About one in six high school students report having been bullied online in a given year, a new analysis of federal data shows.
Analyzing survey responses from the Centers for Disease Control and Prevention, Dr. Andrew Adesman of Cohen Children's Medical Center of New York found that about 16 percent of high school students reported being electronically bullied within 12 months of the survey. And girls were more than twice as likely to report being a cyberbullying victim.
As part of its Youth Risk Behavior Surveillance System, which surveys high school students every other year, the CDC for the first time asked students whether they had been a victim of electronic bullying in the past 12 months, including through email, chat rooms, instant messaging, websites, and texting. And the survey asked how many hours they play video or computer games or use a computer for something not related to school. The survey asked questions of 15,425 public and private high school students in 2011.
At the annual Pediatric Academic Societies meeting in Washington this week, Adesman presented some of the results, which also showed that white students reported being the victim of cyberbullying more than twice as frequently as blacks.
And 31 percent of high school students reported spending three or more hours a day playing video games or using a computer for something unrelated to schoolwork. About 35 percent of boys, compared with 27 percent of girls, reported playing for more than three hours a day.
"Electronic bullying is a very real yet silent danger that may be traumatizing children and teens without parental knowledge and has the potential to lead to devastating consequences," said principal investigator Karen Ginsburg, also at Cohen Children's Medical Center of New York, in a press release.
Consider though, that I wrote about almost the opposite finding less than a year ago.
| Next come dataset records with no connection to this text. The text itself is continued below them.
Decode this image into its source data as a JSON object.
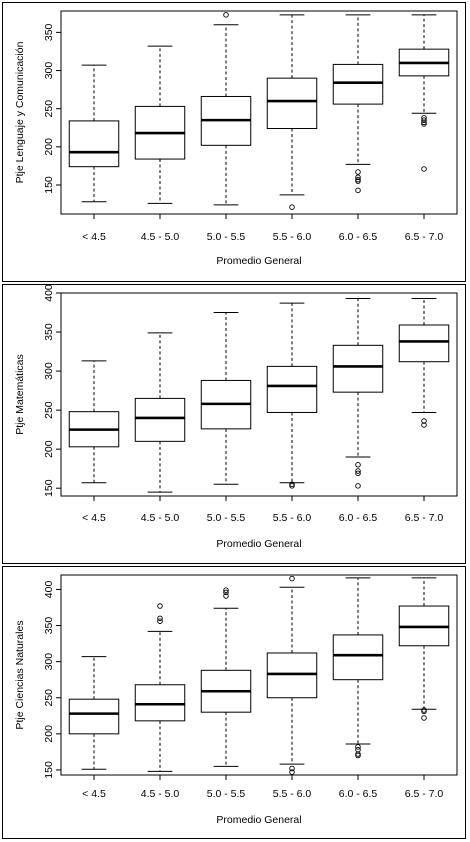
{
  "chart_data": [
    {
      "type": "boxplot",
      "title": "",
      "xlabel": "Promedio General",
      "ylabel": "Ptje Lenguaje y Comunicación",
      "ylim": [
        112,
        378
      ],
      "yticks": [
        150,
        200,
        250,
        300,
        350
      ],
      "grid": false,
      "categories": [
        "< 4.5",
        "4.5 - 5.0",
        "5.0 - 5.5",
        "5.5 - 6.0",
        "6.0 - 6.5",
        "6.5 - 7.0"
      ],
      "boxes": [
        {
          "whisker_low": 128,
          "q1": 174,
          "median": 193,
          "q3": 234,
          "whisker_high": 307,
          "outliers": []
        },
        {
          "whisker_low": 126,
          "q1": 184,
          "median": 218,
          "q3": 253,
          "whisker_high": 332,
          "outliers": []
        },
        {
          "whisker_low": 124,
          "q1": 202,
          "median": 235,
          "q3": 266,
          "whisker_high": 360,
          "outliers": [
            373
          ]
        },
        {
          "whisker_low": 137,
          "q1": 224,
          "median": 260,
          "q3": 290,
          "whisker_high": 373,
          "outliers": [
            121
          ]
        },
        {
          "whisker_low": 177,
          "q1": 256,
          "median": 284,
          "q3": 308,
          "whisker_high": 373,
          "outliers": [
            167,
            160,
            157,
            155,
            143
          ]
        },
        {
          "whisker_low": 244,
          "q1": 293,
          "median": 310,
          "q3": 328,
          "whisker_high": 373,
          "outliers": [
            238,
            235,
            232,
            230,
            171
          ]
        }
      ]
    },
    {
      "type": "boxplot",
      "title": "",
      "xlabel": "Promedio General",
      "ylabel": "Ptje Matemáticas",
      "ylim": [
        140,
        400
      ],
      "yticks": [
        150,
        200,
        250,
        300,
        350,
        400
      ],
      "grid": false,
      "categories": [
        "< 4.5",
        "4.5 - 5.0",
        "5.0 - 5.5",
        "5.5 - 6.0",
        "6.0 - 6.5",
        "6.5 - 7.0"
      ],
      "boxes": [
        {
          "whisker_low": 157,
          "q1": 203,
          "median": 225,
          "q3": 248,
          "whisker_high": 313,
          "outliers": []
        },
        {
          "whisker_low": 145,
          "q1": 210,
          "median": 240,
          "q3": 265,
          "whisker_high": 349,
          "outliers": []
        },
        {
          "whisker_low": 155,
          "q1": 226,
          "median": 258,
          "q3": 288,
          "whisker_high": 375,
          "outliers": []
        },
        {
          "whisker_low": 157,
          "q1": 247,
          "median": 281,
          "q3": 306,
          "whisker_high": 387,
          "outliers": [
            155,
            153
          ]
        },
        {
          "whisker_low": 190,
          "q1": 273,
          "median": 306,
          "q3": 333,
          "whisker_high": 393,
          "outliers": [
            180,
            172,
            169,
            153
          ]
        },
        {
          "whisker_low": 247,
          "q1": 312,
          "median": 338,
          "q3": 359,
          "whisker_high": 393,
          "outliers": [
            236,
            231
          ]
        }
      ]
    },
    {
      "type": "boxplot",
      "title": "",
      "xlabel": "Promedio General",
      "ylabel": "Ptje Ciencias Naturales",
      "ylim": [
        143,
        420
      ],
      "yticks": [
        150,
        200,
        250,
        300,
        350,
        400
      ],
      "grid": false,
      "categories": [
        "< 4.5",
        "4.5 - 5.0",
        "5.0 - 5.5",
        "5.5 - 6.0",
        "6.0 - 6.5",
        "6.5 - 7.0"
      ],
      "boxes": [
        {
          "whisker_low": 151,
          "q1": 200,
          "median": 228,
          "q3": 248,
          "whisker_high": 307,
          "outliers": []
        },
        {
          "whisker_low": 148,
          "q1": 218,
          "median": 241,
          "q3": 268,
          "whisker_high": 342,
          "outliers": [
            377,
            360,
            356
          ]
        },
        {
          "whisker_low": 155,
          "q1": 230,
          "median": 259,
          "q3": 288,
          "whisker_high": 374,
          "outliers": [
            399,
            396,
            391
          ]
        },
        {
          "whisker_low": 158,
          "q1": 250,
          "median": 283,
          "q3": 312,
          "whisker_high": 403,
          "outliers": [
            415,
            152,
            147
          ]
        },
        {
          "whisker_low": 186,
          "q1": 275,
          "median": 309,
          "q3": 337,
          "whisker_high": 416,
          "outliers": [
            182,
            178,
            172,
            170
          ]
        },
        {
          "whisker_low": 234,
          "q1": 322,
          "median": 348,
          "q3": 377,
          "whisker_high": 416,
          "outliers": [
            233,
            231,
            222
          ]
        }
      ]
    }
  ]
}
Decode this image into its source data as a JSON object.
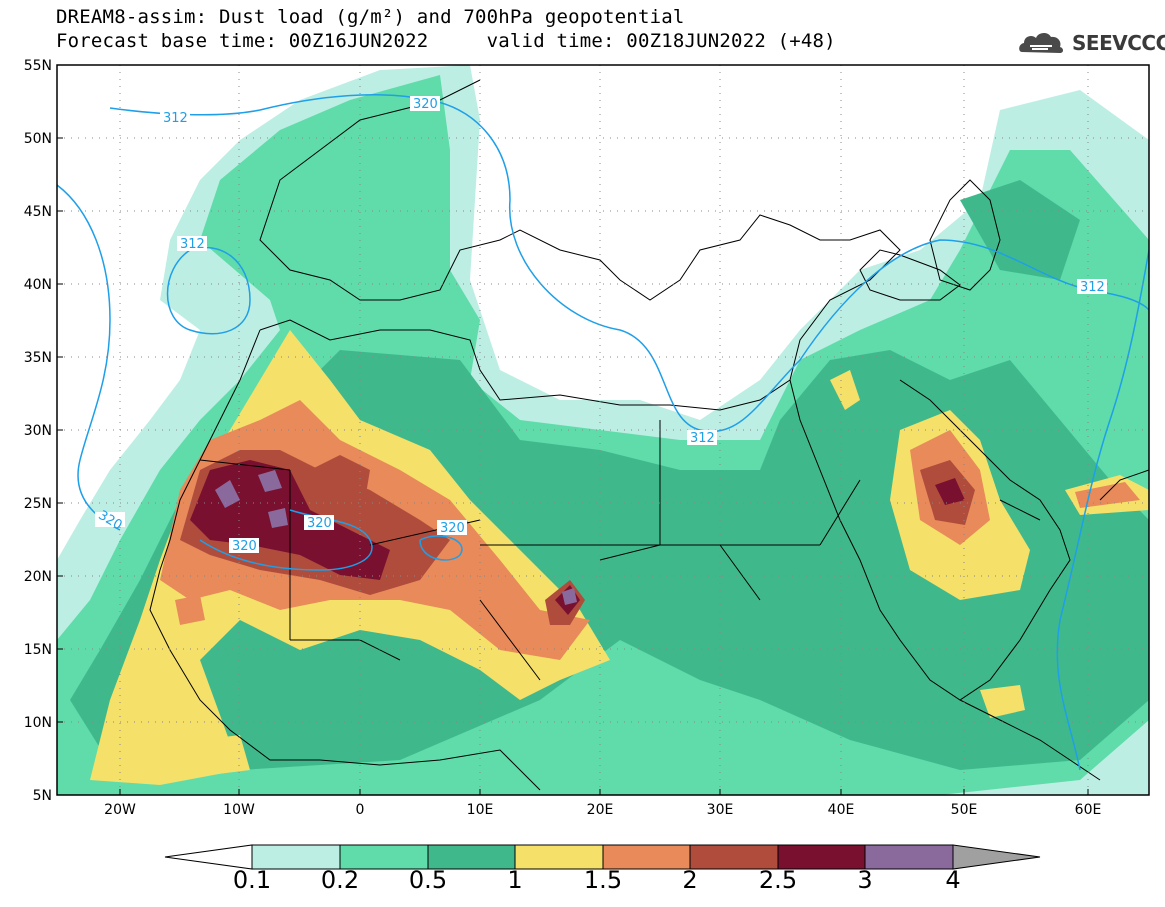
{
  "title": {
    "line1": "DREAM8-assim: Dust load (g/m²) and 700hPa geopotential",
    "line2": "Forecast base time: 00Z16JUN2022     valid time: 00Z18JUN2022 (+48)"
  },
  "logo": {
    "text": "SEEVCCC",
    "icon": "cloud-icon"
  },
  "map": {
    "lon_range": [
      -25,
      65
    ],
    "lat_range": [
      5,
      55
    ],
    "lat_labels": [
      "55N",
      "50N",
      "45N",
      "40N",
      "35N",
      "30N",
      "25N",
      "20N",
      "15N",
      "10N",
      "5N"
    ],
    "lon_labels": [
      "20W",
      "10W",
      "0",
      "10E",
      "20E",
      "30E",
      "40E",
      "50E",
      "60E"
    ],
    "contour_labels": [
      "312",
      "312",
      "320",
      "312",
      "312",
      "320",
      "320",
      "320",
      "320"
    ],
    "grid": true
  },
  "colorbar": {
    "labels": [
      "0.1",
      "0.2",
      "0.5",
      "1",
      "1.5",
      "2",
      "2.5",
      "3",
      "4"
    ],
    "colors": [
      "#bdeee3",
      "#5fdcaa",
      "#3fb98c",
      "#f5e06a",
      "#e88a5a",
      "#b04c3c",
      "#7a1030",
      "#8a6a9c",
      "#a0a0a0"
    ]
  }
}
The study, by longtime bullying researcher Dan Olweus of the University of Bergen, Norway, found that while, on average, 18 percent of American students said they had been verbally bullied; those who said they had been cyberbullied was about 4.5 percent. About 11 percent of Norwegian students said they had been verbally bullied, compared to 3.4 percent who said they had been bullied in some electronic format. The study was published online in May (2012) in the European Journal of Developmental Psychology.
The Olweus research involved 450,490 students in 1,349 American schools surveyed between 2007 and 2010 and another 9,000 Norwegian students at 41 schools.